Recalculated Mets 2019 Payroll

There are some who want to push the narrative the Mets spend. After all, they gave Jacob deGrom a contract extension. They took on the bulk of Robinson Cano‘s contract.

When you break it all down, it appears the Mets had a high payroll. In fact, Spotrac had the Mets with a $146.3 million payroll which was the 12th highest in the sport.

About that.

For starters, David Wright‘s $15 million salary was included. As reported by Ken Davidoff of the New York Post, that was renegotiated down to $9 million with deferred money. That drops the payroll down to $140.3 million.

That alone drops the Mets from 12th to 14th in payroll. If you back out Wright’s entire $15 million, the active payroll would be down to $131.3 million, which would rank 16th.

Like with Wright, Yoenis Cespedes was injured and could not play. With him injuring himself on his farm leading the Mets to challenge and renegotiate Cespedes’ contract. All said and done, his $29 million salary in 2019 was reduced to $14.8 million.

Taking that money away from the payroll, which includes Wright’s renegotiated deal, the Mets payroll drops from the original $146.3 million to $126.1 million. That’s a figure moving the Mets to just the 18th best payroll.

Looking at the Spotrac calculations, it actually includes the deferred monies owed to Bobby Bonilla and Bret Saberhagen.

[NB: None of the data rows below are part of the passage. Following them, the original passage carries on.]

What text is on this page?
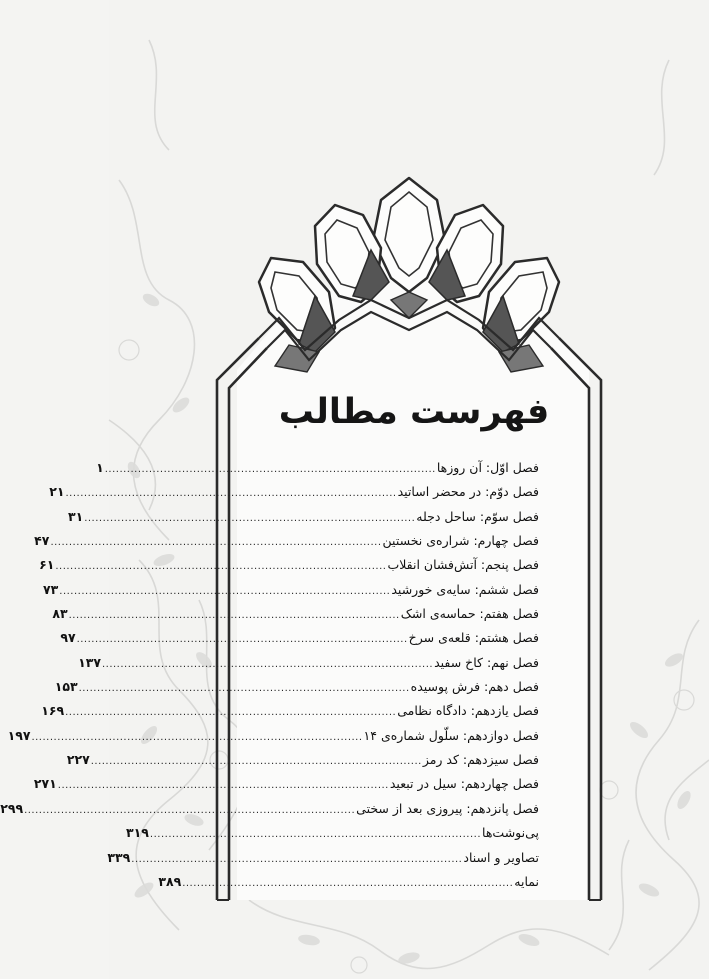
فهرست مطالب
فصل اوّل: آن روزها
..........................................................................................
۱
فصل دوّم: در محضر اساتید
..........................................................................................
۲۱
فصل سوّم: ساحل دجله
..........................................................................................
۳۱
فصل چهارم: شراره‌ی نخستین
..........................................................................................
۴۷
فصل پنجم: آتش‌فشان انقلاب
..........................................................................................
۶۱
فصل ششم: سایه‌ی خورشید
..........................................................................................
۷۳
فصل هفتم: حماسه‌ی اشک
..........................................................................................
۸۳
فصل هشتم: قلعه‌ی سرخ
..........................................................................................
۹۷
فصل نهم: کاخ سفید
..........................................................................................
۱۳۷
فصل دهم: فرش پوسیده
..........................................................................................
۱۵۳
فصل یازدهم: دادگاه نظامی
..........................................................................................
۱۶۹
فصل دوازدهم: سلّول شماره‌ی ۱۴
..........................................................................................
۱۹۷
فصل سیزدهم: کد رمز
..........................................................................................
۲۲۷
فصل چهاردهم: سیل در تبعید
..........................................................................................
۲۷۱
فصل پانزدهم: پیروزی بعد از سختی
..........................................................................................
۲۹۹
پی‌نوشت‌ها
..........................................................................................
۳۱۹
تصاویر و اسناد
..........................................................................................
۳۳۹
نمایه
..........................................................................................
۳۸۹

When you remove those amounts, the payroll is reduced by $1.4 million. That $124.7 million payroll would drop them down to 19th.

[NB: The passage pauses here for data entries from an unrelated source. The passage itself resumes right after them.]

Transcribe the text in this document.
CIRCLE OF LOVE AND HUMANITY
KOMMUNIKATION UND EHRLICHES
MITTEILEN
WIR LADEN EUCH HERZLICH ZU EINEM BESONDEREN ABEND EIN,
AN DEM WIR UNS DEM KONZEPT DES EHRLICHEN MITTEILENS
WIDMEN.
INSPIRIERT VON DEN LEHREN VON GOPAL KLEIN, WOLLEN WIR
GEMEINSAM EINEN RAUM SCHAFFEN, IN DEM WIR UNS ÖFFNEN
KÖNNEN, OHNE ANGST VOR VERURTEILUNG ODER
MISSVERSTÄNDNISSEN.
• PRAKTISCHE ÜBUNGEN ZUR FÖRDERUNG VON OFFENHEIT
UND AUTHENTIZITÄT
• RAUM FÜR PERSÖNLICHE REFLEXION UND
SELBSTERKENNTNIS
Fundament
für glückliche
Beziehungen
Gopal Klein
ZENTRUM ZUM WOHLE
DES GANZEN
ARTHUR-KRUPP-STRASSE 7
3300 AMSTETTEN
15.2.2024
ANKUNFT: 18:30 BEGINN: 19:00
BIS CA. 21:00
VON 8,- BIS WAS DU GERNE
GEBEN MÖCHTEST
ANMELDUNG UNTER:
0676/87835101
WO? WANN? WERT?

That’s right. In terms of expenditures to players actually with the organization in some capacity, the Mets had the 19th highest payroll. That kept them JUST outside the bottom third.

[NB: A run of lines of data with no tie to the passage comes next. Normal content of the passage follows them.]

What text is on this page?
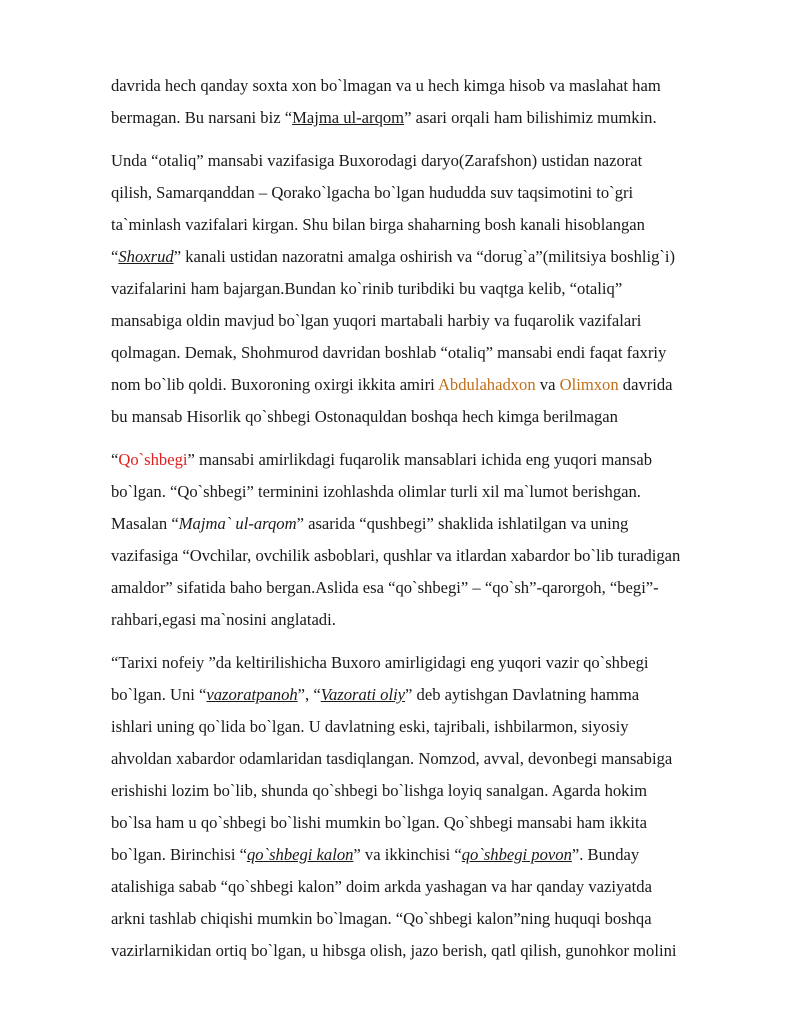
davrida hech qanday soxta xon bo`lmagan va u hech kimga hisob va maslahat ham
bermagan. Bu narsani biz “Majma ul-arqom” asari orqali ham bilishimiz mumkin.
Unda “otaliq” mansabi vazifasiga Buxorodagi daryo(Zarafshon) ustidan nazorat
qilish, Samarqanddan – Qorako`lgacha bo`lgan hududda suv taqsimotini to`gri
ta`minlash vazifalari kirgan. Shu bilan birga shaharning bosh kanali hisoblangan
“Shoxrud” kanali ustidan nazoratni amalga oshirish va “dorug`a”(militsiya boshlig`i)
vazifalarini ham bajargan.Bundan ko`rinib turibdiki bu vaqtga kelib, “otaliq”
mansabiga oldin mavjud bo`lgan yuqori martabali harbiy va fuqarolik vazifalari
qolmagan. Demak, Shohmurod davridan boshlab “otaliq” mansabi endi faqat faxriy
nom bo`lib qoldi. Buxoroning oxirgi ikkita amiri Abdulahadxon va Olimxon davrida
bu mansab Hisorlik qo`shbegi Ostonaquldan boshqa hech kimga berilmagan
“Qo`shbegi” mansabi amirlikdagi fuqarolik mansablari ichida eng yuqori mansab
bo`lgan. “Qo`shbegi” terminini izohlashda olimlar turli xil ma`lumot berishgan.
Masalan “Majma` ul-arqom” asarida “qushbegi” shaklida ishlatilgan va uning
vazifasiga “Ovchilar, ovchilik asboblari, qushlar va itlardan xabardor bo`lib turadigan
amaldor” sifatida baho bergan.Aslida esa “qo`shbegi” – “qo`sh”-qarorgoh, “begi”-
rahbari,egasi ma`nosini anglatadi.
“Tarixi nofeiy ”da keltirilishicha Buxoro amirligidagi eng yuqori vazir qo`shbegi
bo`lgan. Uni “vazoratpanoh”, “Vazorati oliy” deb aytishgan Davlatning hamma
ishlari uning qo`lida bo`lgan. U davlatning eski, tajribali, ishbilarmon, siyosiy
ahvoldan xabardor odamlaridan tasdiqlangan. Nomzod, avval, devonbegi mansabiga
erishishi lozim bo`lib, shunda qo`shbegi bo`lishga loyiq sanalgan. Agarda hokim
bo`lsa ham u qo`shbegi bo`lishi mumkin bo`lgan. Qo`shbegi mansabi ham ikkita
bo`lgan. Birinchisi “qo`shbegi kalon” va ikkinchisi “qo`shbegi povon”. Bunday
atalishiga sabab “qo`shbegi kalon” doim arkda yashagan va har qanday vaziyatda
arkni tashlab chiqishi mumkin bo`lmagan. “Qo`shbegi kalon”ning huquqi boshqa
vazirlarnikidan ortiq bo`lgan, u hibsga olish, jazo berish, qatl qilish, gunohkor molini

Of course, if you back out the whole of Wright and Cespedes, who were insured and did not play, the ensuing $102.3 million payroll would rank 25th.

Depending on how you choose to analyze it, the Wilpons pocketed at least $20 million between Wright and Cespedes, perhaps more.

Fact is, the Mets actually spent money in line with the bottom third in the league despite mortgaging the future to try to win in 2019, telling the fans they were all-in, and boasting “Come get us!” to all of baseball.

6 Replies to “Recalculated Mets 2019 Payroll”

  1. Blair M. Schirmer says:

    Solid writeup. The clowns who claim the Mets spend always sound like front office interns ordered while on their coffee breaks to try (vainly, always vainly) to pump up ownership, and they always manage to avoid acknowledging *the NY Mets are in the largest and richest market in NA sports.*

    Anything outside a top 3 payroll, top 5 at most in a typical year is cheap and foolish. If you’re rebuilding, if it’s a case where you realize that in a given year the money is better spent on the farm, on overslot picks, on beefing up the system through various deals, or if money not spent in year one is getting spent in year two then, sure, you might drop payroll a little–but you’d drop it to around where the Mets *peaked* last year and this.

    Keep in mind, too, that the Mets FO surely knew at least in the last few weeks if not months they were getting a huge break on Cespedes’ 2019 and 2020 salaries. His cut in salary was the result of a negotiation between his and the Mets’ lawyers. He was doing something forbidden by contract, and this is the settlement. So they knew they well in advance they had Wheeler money, actually good pitcher money–particularly if they had moved before the market blew up with Strasburg then Cole–they chose to fritter away on bits and pieces. Typical.